February Thaw: Persephone has had a fight with her husband, Hades, and gone home to her mother, Demeter. Spring has come unfortunately early, and Demeter isn’t happy to have her relaxing winter cut short. She’s going to have to have words with that son-in-law of hers if she wants things to go back to their almost-happy normal. The Greek gods have always been good for extremely human melodrama, and the nature of the marital spat is just fantastic. Demeter, in particular, is a breath of fresh air.
Burning Bright: A young woman finds out she isn’t what she thinks she is… and she wants to go back to being just a young woman. It’ll take all of the wizards in the world–minus the one who died, of course–to figure out how to replicate the feat that made her human in the first place. I love the two young women who star in this one. Their friendship crosses wonderful boundaries in quirky ways.
“A group of wizards together is called an argument.”
“Like a flock of geese?”
When the Student is Ready: This tale is sort of a follow-on to the previous one, although taking part in a different part of the world with almost entirely different characters. A young woman is becoming the next wizard, and that puts her in great danger until she gets her powers under control. Coming to her rescue is the unlikely figure of a rambling, addled homeless man who’s willing to take her on as his apprentice–if he can keep his thoughts together long enough. It’s a wizard’s apprentice story unlike any other I’ve read, with delightful characters and an awesome talking crow.
Jack is a modern-day adaptation of Jack and the Beanstalk in which Jack trades a leather jacket for three magic guitar picks, and then tries to save a pretty young singer from a fate worse than death. Jack and his band buddies are hilarious, and I love the quandary the woman finds herself in and how she reacts to it.
Symbols are a Percussion Instrument: A busy and thoroughly modern woman gets dragged into a psychic reading by a friend. When she refuses to stick around for the reading, however, the cards get heavy-handed about delivering their messages. She needs to figure out how to reach beyond the everyday for the meaning of symbolism if she’s going to sidestep a potentially nasty ending. Not only is this a delightfully whimsical and funny story, but there was enough tension to really grip me, which is hard to do in a story this abstract!

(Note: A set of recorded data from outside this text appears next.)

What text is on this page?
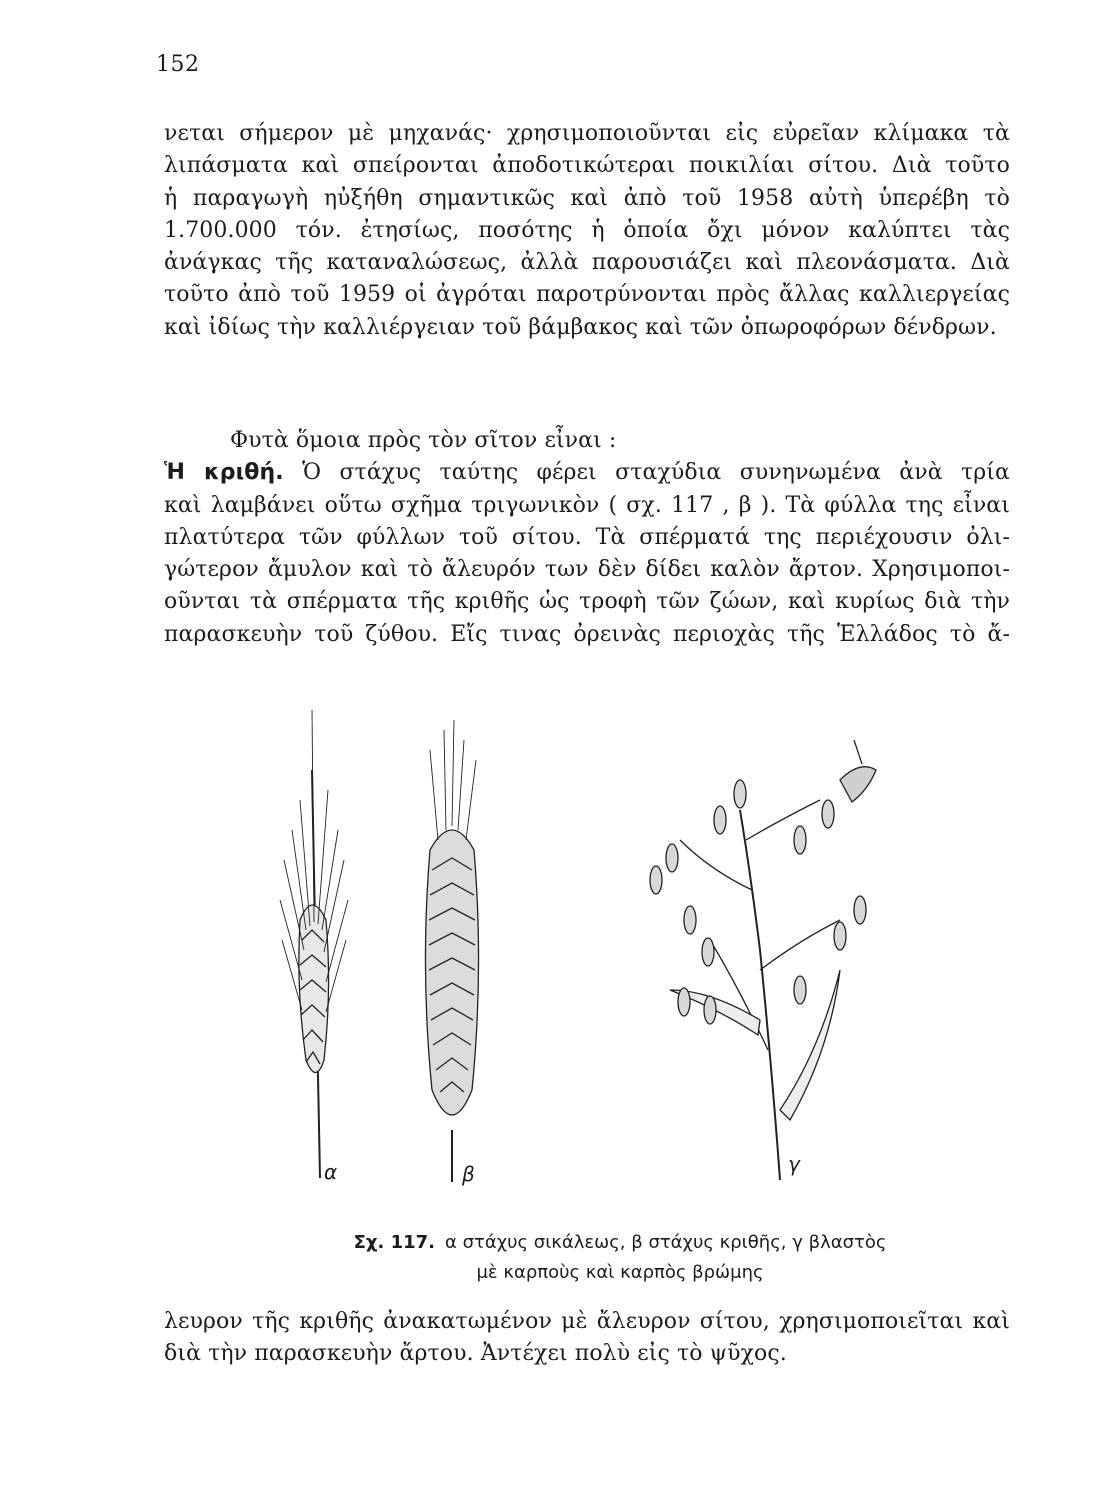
152
νεται σήμερον μὲ μηχανάς· χρησιμοποιοῦνται εἰς εὐρεῖαν κλίμακα τὰ
λιπάσματα καὶ σπείρονται ἀποδοτικώτεραι ποικιλίαι σίτου. Διὰ τοῦτο
ἡ παραγωγὴ ηὐξήθη σημαντικῶς καὶ ἀπὸ τοῦ 1958 αὐτὴ ὑπερέβη τὸ
1.700.000 τόν. ἐτησίως, ποσότης ἡ ὁποία ὄχι μόνον καλύπτει τὰς
ἀνάγκας τῆς καταναλώσεως, ἀλλὰ παρουσιάζει καὶ πλεονάσματα. Διὰ
τοῦτο ἀπὸ τοῦ 1959 οἱ ἀγρόται παροτρύνονται πρὸς ἄλλας καλλιεργείας
καὶ ἰδίως τὴν καλλιέργειαν τοῦ βάμβακος καὶ τῶν ὀπωροφόρων δένδρων.
Φυτὰ ὅμοια πρὸς τὸν σῖτον εἶναι :
Ἡ κριθή. Ὁ στάχυς ταύτης φέρει σταχύδια συνηνωμένα ἀνὰ τρία
καὶ λαμβάνει οὕτω σχῆμα τριγωνικὸν ( σχ. 117 , β ). Τὰ φύλλα της εἶναι
πλατύτερα τῶν φύλλων τοῦ σίτου. Τὰ σπέρματά της περιέχουσιν ὀλι-
γώτερον ἄμυλον καὶ τὸ ἄλευρόν των δὲν δίδει καλὸν ἄρτον. Χρησιμοποι-
οῦνται τὰ σπέρματα τῆς κριθῆς ὡς τροφὴ τῶν ζώων, καὶ κυρίως διὰ τὴν
παρασκευὴν τοῦ ζύθου. Εἴς τινας ὀρεινὰς περιοχὰς τῆς Ἑλλάδος τὸ ἄ-
α	β	γ
Σχ. 117. α στάχυς σικάλεως, β στάχυς κριθῆς, γ βλαστὸς
μὲ καρποὺς καὶ καρπὸς βρώμης
λευρον τῆς κριθῆς ἀνακατωμένον μὲ ἄλευρον σίτου, χρησιμοποιεῖται καὶ
διὰ τὴν παρασκευὴν ἄρτου. Ἀντέχει πολὺ εἰς τὸ ψῦχος.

Huff brought it to life marvelously.
Shing Li-ung: This is a beautiful story of cultural heritage and magical protection that brought tears to my eyes. A young woman is given a mysterious talisman by her dying grandmother, but her brother may need the protection much more than she does.
A Midsummer Night’s Dream Team: Sam is a camera operator at the Olympics, and she starts seeing competitors who aren’t on the program and don’t match any nation she’s ever heard of. Before long she’s taking it nearly in stride, but there’s one event left: basketball. And the fairies don’t plan to let the winner of the final game go unchallenged. On the surface this isn’t my usual type of story, but it’s handled so well through Sam’s choleric nature that it… just works.
I’m having so much fun catching up with Tanya Huff’s short stories in her ebook anthologies. I hope she keeps producing them!